Increased velocity also causes an increase in pressure. To visualize the effect, remember that concrete in a pipeline acts very much like sandpaper under pressure. Take a piece of sandpaper and rub it gently on a piece of wood. Some material is removed, but it would take a long time to wear down the wood. Increase the speed that you’re rubbing the wood, and it will take less time to wear down the wood. Now rub quickly and push REALLY HARD as you rub. It becomes easier to picture your pipeline evaporating, doesn’t it?

Figure 1 shows a nomograph of an example pumping job, with three different pumping rates. The example assumes the following criteria:

• The pump has a 200 Kw hydraulic pump setting, and a maximum 180 cubic yards/hour pumping rate. • The pump is equipped with 125 mm (5 inch) pipe, with a 200 feet proportional-value length (a 32 meter unit). • 4 inch slump concrete, 0 feet level difference between the pump and point of discharge. • Concrete is being delivered to the job at 60 cubic yards/hour.

The dark blue line represents a pump running at a flow rate that exactly matches the concrete being delivered to the job. This is a bit of dreamland, I know. Concrete NEVER arrives at exactly spaced intervals, just as it’s needed. Still, the closer you could come to running at this speed, the less your maintenance costs. You can see that pressure needed to place the concrete at this speed is only about 171 PSI. See Figure 1.

The red line represents what happens if the pump is run at twice the speed of the arriving concrete, which provides for breaks between loads. As you can see, it now requires about 341 PSI to move the concrete through the pipeline.

The green line represents what happens if the operator simply puts everything to maximum speed and turns on the pump. Velocity through the pipe is three times what it needs to be, and it takes about 514 PSI to move the concrete through the pipe. Wear is vastly accelerated on the pipe components, rams, concrete valve, and the hydraulic system. Additionally, fuel consumption is at maximum. The job is not finished any sooner… concrete is STILL arriving to the job at 60 cubic yards per hour. Only your maintenance and operating costs have increased.
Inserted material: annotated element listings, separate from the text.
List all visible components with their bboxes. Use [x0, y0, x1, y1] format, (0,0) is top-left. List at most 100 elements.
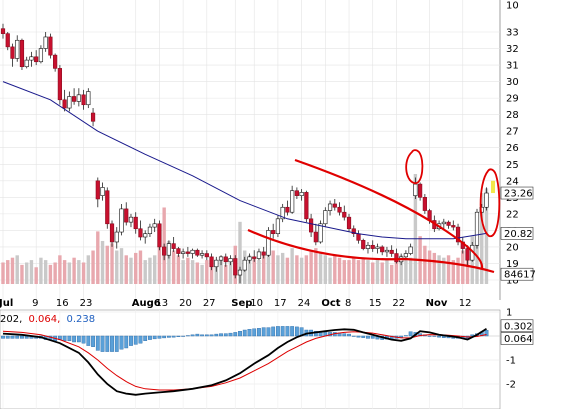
price-tick-label: 10: [506, 1, 519, 12]
candle-body: [242, 259, 247, 271]
volume-bar: [129, 257, 133, 284]
candle-body: [100, 187, 105, 196]
candle-body: [237, 269, 243, 276]
candle-body: [128, 216, 134, 223]
volume-bar: [143, 260, 147, 284]
candle-body: [346, 216, 352, 230]
upper-trendline: [294, 158, 484, 269]
macd-tick-label: -1: [506, 356, 516, 367]
price-value-labels: 23.26 20.82 84617: [491, 180, 536, 281]
candle-body: [418, 183, 423, 198]
candle-body: [185, 251, 190, 254]
volume-bar: [48, 264, 53, 284]
macd-histogram-bar: [76, 335, 81, 343]
macd-histogram-bar: [252, 328, 257, 337]
candle-body: [446, 221, 451, 226]
volume-bar: [224, 264, 228, 284]
candle-body: [157, 223, 162, 248]
price-value-tag: [500, 267, 534, 281]
price-tick-label: 22: [506, 209, 519, 220]
candle-body: [5, 33, 10, 48]
date-tick-label: 17: [274, 298, 287, 309]
volume-bar: [39, 257, 43, 284]
macd-legend-hist: 0.238: [66, 314, 95, 325]
date-tick-label: Nov: [426, 298, 448, 309]
volume-bar: [186, 257, 190, 284]
macd-histogram-bar: [91, 335, 95, 348]
macd-histogram-bar: [114, 335, 119, 352]
volume-bar: [375, 260, 380, 284]
candle-body: [105, 190, 110, 225]
candle-body: [133, 216, 138, 230]
date-tick-label: 23: [80, 298, 93, 309]
macd-histogram-bar: [223, 333, 228, 337]
volume-bar: [361, 257, 365, 284]
volume-bar: [328, 257, 332, 284]
macd-histogram-bar: [138, 335, 143, 344]
macd-value-text: 0.064: [504, 334, 533, 345]
volume-bar: [423, 245, 427, 284]
macd-histogram-bar: [404, 335, 408, 337]
candle-body: [313, 231, 318, 243]
date-tick-label: Sep: [231, 298, 252, 309]
macd-histogram-bar: [271, 326, 276, 337]
date-tick-label: Jul: [0, 298, 13, 309]
volume-bar: [219, 260, 223, 284]
volume-bar: [181, 260, 185, 284]
volume-bar: [480, 193, 484, 284]
candle-body: [451, 225, 456, 228]
volume-bar: [262, 255, 266, 284]
volume-bar: [43, 260, 48, 284]
macd-histogram-bar: [209, 334, 214, 337]
candle-body: [422, 197, 427, 211]
price-tick-label: 28: [506, 110, 519, 121]
date-tick-label: 24: [298, 298, 311, 309]
price-tick-label: 18: [506, 276, 519, 287]
macd-histogram-bar: [399, 335, 404, 338]
volume-bar: [171, 250, 176, 284]
macd-value-labels: 0.302 0.064: [500, 319, 534, 345]
volume-bar: [134, 252, 138, 284]
candle-body: [214, 259, 219, 268]
volume-bar: [342, 260, 346, 284]
macd-histogram-bar: [276, 326, 280, 337]
macd-histogram-bar: [313, 331, 318, 337]
macd-histogram-bar: [20, 335, 24, 339]
volume-bar: [290, 248, 294, 284]
candle-body: [389, 249, 394, 254]
candle-body: [275, 218, 281, 235]
volume-bar: [299, 257, 304, 284]
volume-bar: [148, 257, 152, 284]
candle-body: [181, 251, 186, 254]
macd-histogram-bar: [86, 335, 91, 346]
volume-bar: [176, 255, 181, 284]
macd-histogram-bar: [285, 326, 290, 337]
macd-histogram-bar: [342, 333, 347, 337]
volume-bar: [91, 250, 95, 284]
candle-body: [252, 256, 257, 259]
volume-bar: [67, 262, 72, 284]
candle-body: [474, 211, 480, 246]
price-value-tag: [500, 227, 534, 240]
candle-body: [72, 96, 77, 102]
macd-histogram-bar: [351, 335, 356, 337]
macd-histogram-bar: [133, 335, 138, 345]
lower-trendline: [247, 228, 495, 274]
volume-bar: [314, 248, 318, 284]
candle-body: [15, 39, 20, 59]
candle-body: [143, 233, 148, 238]
candle-body: [247, 256, 252, 261]
price-tick-label: 27: [506, 127, 519, 138]
macd-histogram-bar: [214, 333, 219, 337]
macd-histogram-bar: [105, 335, 110, 352]
candle-body: [119, 208, 124, 233]
volume-bar: [53, 262, 57, 284]
candle-body: [365, 244, 371, 249]
candle-body: [342, 211, 347, 218]
volume-bar: [356, 260, 361, 284]
candle-body: [484, 192, 489, 208]
macd-histogram-bar: [361, 335, 366, 338]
In reality, even the most cost-conscious operator couldn’t realize the flow rate represented by the blue line. There WILL be gaps in concrete delivery, and the operator WILL need bathroom breaks, lunch breaks, and time to grease the components. Still, somewhere in between the blue line and the red line is what’s possible for a normal jobsite— and your most economical operation.

How can you begin to realize these cost savings? Perhaps a bonus plan tied to maintenance costs. Knowledge is the first step. When I was a pump operator, I was unaware of these facts, and would have saved my employer quite a bit of money, had I known.